Driving is my trade, plowing cresting seas,
Monitoring marine radios, checking radars,
Watchstanding for marine traffic. Usually
Nights are quiet, distant lights of container
Ships, heavy tugs pushing reluctant sand
Barges north on East Coast shipping lanes.

Not so loudly bellows the wave of the sea
Against the land, stirred up from the deep
By the harsh breath of the north wind, nor
So loud is the roar of burning fire in the
Glades of a mountain, when it springs to
Burn up the forest, nor calls the wind so
Loudly in the high leafy tresses of the trees.

Tonight weather is holding, north winds 15
Knots, four-foot waves in steady chop, boat
In rising rhythm, pulling another long set.
As nets fill, drag increases, weight straining
Steel cables, repetition of trawling, taking
Tonnes of fish from dark foreboding seas.

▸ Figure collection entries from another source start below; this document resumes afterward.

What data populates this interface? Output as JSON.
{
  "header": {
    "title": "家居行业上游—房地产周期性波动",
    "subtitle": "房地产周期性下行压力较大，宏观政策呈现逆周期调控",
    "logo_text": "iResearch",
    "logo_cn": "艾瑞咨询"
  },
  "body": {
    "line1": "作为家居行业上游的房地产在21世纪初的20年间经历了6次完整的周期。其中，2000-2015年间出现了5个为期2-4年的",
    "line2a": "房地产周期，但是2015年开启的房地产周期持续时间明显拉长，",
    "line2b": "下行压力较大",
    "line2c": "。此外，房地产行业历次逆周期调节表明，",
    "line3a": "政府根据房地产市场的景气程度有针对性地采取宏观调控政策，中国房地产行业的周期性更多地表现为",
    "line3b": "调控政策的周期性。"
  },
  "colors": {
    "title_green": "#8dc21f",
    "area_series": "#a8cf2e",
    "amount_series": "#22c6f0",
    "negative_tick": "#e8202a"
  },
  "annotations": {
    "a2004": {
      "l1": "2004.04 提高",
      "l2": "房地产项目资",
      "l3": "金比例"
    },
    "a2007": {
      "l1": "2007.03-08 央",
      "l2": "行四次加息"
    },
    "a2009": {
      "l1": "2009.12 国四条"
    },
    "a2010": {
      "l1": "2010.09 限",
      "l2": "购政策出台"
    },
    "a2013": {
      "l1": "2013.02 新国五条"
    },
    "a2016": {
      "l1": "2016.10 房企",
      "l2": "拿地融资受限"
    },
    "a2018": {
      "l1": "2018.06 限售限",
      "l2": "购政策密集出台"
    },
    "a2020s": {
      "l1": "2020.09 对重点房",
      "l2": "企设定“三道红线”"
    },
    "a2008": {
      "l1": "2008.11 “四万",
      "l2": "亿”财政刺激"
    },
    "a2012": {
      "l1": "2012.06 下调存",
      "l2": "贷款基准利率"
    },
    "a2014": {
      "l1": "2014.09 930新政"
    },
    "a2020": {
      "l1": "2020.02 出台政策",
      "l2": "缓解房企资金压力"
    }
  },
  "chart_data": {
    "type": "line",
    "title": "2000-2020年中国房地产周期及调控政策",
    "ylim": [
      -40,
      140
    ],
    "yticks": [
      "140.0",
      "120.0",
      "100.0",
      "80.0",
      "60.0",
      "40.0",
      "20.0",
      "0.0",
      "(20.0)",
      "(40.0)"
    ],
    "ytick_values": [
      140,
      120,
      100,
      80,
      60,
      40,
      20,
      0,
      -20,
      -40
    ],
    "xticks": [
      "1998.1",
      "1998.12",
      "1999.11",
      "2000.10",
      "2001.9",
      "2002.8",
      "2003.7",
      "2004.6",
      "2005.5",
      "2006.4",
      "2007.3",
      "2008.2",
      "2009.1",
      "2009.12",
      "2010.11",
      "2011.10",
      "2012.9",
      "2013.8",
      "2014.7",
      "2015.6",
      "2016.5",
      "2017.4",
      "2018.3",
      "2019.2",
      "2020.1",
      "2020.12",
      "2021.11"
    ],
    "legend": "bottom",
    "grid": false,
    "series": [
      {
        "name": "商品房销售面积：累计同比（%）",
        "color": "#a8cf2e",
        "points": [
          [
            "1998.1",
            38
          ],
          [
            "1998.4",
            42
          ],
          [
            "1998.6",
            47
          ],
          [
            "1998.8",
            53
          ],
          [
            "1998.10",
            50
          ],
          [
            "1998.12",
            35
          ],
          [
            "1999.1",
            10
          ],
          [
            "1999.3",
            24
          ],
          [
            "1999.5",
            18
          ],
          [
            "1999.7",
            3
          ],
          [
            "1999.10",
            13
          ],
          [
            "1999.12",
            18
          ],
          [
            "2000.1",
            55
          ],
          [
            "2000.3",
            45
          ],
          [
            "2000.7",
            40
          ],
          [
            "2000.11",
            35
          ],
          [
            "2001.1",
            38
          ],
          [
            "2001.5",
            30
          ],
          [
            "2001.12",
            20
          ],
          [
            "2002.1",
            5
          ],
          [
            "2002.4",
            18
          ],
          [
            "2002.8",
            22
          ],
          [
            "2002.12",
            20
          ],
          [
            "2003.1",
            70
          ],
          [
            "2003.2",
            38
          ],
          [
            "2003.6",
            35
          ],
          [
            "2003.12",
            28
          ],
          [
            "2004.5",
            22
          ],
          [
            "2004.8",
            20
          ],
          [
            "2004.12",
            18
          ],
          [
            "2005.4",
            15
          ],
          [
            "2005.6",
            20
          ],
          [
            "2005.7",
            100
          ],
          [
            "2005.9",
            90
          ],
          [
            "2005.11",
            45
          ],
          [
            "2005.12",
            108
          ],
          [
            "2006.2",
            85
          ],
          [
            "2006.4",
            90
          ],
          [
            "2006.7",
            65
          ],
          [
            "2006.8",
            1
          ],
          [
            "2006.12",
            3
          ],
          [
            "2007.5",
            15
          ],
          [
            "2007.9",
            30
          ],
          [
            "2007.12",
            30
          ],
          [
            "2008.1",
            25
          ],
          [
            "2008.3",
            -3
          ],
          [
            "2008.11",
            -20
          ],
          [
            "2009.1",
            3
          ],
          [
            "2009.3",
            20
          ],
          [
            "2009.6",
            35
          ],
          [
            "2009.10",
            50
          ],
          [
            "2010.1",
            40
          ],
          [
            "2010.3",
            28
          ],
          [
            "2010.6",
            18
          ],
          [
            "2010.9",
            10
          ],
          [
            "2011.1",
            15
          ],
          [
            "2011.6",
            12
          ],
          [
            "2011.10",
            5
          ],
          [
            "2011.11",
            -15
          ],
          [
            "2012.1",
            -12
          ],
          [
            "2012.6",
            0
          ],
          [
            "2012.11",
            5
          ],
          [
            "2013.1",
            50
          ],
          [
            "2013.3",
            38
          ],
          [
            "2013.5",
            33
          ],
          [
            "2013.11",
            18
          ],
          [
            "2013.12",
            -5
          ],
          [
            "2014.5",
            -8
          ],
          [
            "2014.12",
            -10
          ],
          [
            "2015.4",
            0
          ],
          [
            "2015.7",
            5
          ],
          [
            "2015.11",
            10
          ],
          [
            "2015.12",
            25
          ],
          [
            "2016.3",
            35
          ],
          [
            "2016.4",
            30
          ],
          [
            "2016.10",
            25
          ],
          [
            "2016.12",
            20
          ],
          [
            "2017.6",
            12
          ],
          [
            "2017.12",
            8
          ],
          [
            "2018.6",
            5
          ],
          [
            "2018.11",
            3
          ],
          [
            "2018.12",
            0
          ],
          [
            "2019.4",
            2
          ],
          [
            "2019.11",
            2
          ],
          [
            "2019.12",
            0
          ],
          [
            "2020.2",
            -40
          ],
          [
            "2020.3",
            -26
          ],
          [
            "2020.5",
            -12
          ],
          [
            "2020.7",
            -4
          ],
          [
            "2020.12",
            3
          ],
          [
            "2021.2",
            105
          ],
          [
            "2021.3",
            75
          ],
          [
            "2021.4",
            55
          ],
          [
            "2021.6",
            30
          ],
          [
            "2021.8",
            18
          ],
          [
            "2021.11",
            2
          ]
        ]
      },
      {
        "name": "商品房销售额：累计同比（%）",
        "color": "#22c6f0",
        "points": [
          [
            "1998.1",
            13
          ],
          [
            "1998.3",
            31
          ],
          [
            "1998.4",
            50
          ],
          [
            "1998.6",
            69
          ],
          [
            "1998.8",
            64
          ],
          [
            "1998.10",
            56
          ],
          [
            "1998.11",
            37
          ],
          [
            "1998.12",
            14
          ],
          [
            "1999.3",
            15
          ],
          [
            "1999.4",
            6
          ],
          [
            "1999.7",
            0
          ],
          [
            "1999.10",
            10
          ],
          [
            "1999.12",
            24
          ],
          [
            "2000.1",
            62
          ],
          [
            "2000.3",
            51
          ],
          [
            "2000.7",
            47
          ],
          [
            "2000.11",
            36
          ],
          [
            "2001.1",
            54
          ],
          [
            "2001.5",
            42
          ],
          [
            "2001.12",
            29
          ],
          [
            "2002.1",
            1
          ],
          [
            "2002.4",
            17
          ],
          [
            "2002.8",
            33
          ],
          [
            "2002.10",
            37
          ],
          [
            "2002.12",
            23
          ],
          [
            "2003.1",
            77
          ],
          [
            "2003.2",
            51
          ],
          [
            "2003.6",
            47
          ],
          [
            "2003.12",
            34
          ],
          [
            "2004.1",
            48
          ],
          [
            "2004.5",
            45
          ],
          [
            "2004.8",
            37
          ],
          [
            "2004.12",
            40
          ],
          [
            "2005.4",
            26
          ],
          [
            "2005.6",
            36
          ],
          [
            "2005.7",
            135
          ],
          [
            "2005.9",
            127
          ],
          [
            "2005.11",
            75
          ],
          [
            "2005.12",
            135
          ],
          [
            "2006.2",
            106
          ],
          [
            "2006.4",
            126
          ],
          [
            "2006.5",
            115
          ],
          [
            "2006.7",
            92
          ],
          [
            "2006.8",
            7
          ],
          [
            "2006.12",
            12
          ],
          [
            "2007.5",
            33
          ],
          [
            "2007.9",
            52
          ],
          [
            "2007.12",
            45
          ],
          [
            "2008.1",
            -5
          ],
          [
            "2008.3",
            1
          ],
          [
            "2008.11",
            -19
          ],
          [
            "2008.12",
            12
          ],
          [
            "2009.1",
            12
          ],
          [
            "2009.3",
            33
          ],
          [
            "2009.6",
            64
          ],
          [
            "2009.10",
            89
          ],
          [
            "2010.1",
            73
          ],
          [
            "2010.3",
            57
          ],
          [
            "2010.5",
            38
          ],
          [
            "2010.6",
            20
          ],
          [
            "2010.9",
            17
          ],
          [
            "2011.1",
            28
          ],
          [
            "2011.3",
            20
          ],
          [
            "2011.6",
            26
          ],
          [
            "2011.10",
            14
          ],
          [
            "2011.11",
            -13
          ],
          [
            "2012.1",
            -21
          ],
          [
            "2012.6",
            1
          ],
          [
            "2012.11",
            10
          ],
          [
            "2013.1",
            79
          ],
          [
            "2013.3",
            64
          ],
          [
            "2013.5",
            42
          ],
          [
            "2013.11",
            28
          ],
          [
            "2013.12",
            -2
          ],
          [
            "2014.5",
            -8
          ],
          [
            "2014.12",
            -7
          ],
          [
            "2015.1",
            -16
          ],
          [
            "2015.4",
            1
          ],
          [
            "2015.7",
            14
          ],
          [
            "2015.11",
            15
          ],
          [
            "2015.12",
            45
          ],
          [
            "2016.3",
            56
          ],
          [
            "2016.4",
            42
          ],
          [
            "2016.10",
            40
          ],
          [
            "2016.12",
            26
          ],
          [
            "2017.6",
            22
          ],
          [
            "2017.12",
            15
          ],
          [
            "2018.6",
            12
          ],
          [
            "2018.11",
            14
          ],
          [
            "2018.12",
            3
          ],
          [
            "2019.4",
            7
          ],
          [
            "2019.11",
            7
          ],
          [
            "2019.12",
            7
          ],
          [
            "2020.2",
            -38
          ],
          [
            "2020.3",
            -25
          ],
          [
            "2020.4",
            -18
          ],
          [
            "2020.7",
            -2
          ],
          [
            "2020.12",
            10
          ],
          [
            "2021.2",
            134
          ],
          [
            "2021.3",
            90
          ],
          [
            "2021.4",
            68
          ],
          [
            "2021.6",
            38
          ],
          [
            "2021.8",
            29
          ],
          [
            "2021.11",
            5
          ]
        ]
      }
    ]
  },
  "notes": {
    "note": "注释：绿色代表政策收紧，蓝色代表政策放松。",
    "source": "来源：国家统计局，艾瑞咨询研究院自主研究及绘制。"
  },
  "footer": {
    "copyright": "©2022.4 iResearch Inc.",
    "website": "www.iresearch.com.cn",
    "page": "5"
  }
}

Nay, they stood firm, and embattled like a
Steep rock and a great, hard by the hoary
Sea, a rock that abides the swift paths of
The shrill winds, and the swelling waves
That roar against it. Even so the Danaans
Steadfastly abode the Trojans and fled not
away.

*Alternating stanzas from “The Iliad of Homer Done in English” by
Andrew Land, M.A. Walter Leaf, Litt. D., and Ernest Myers, M.A.,
An Electronic Classics Series Publication, 2004-2014.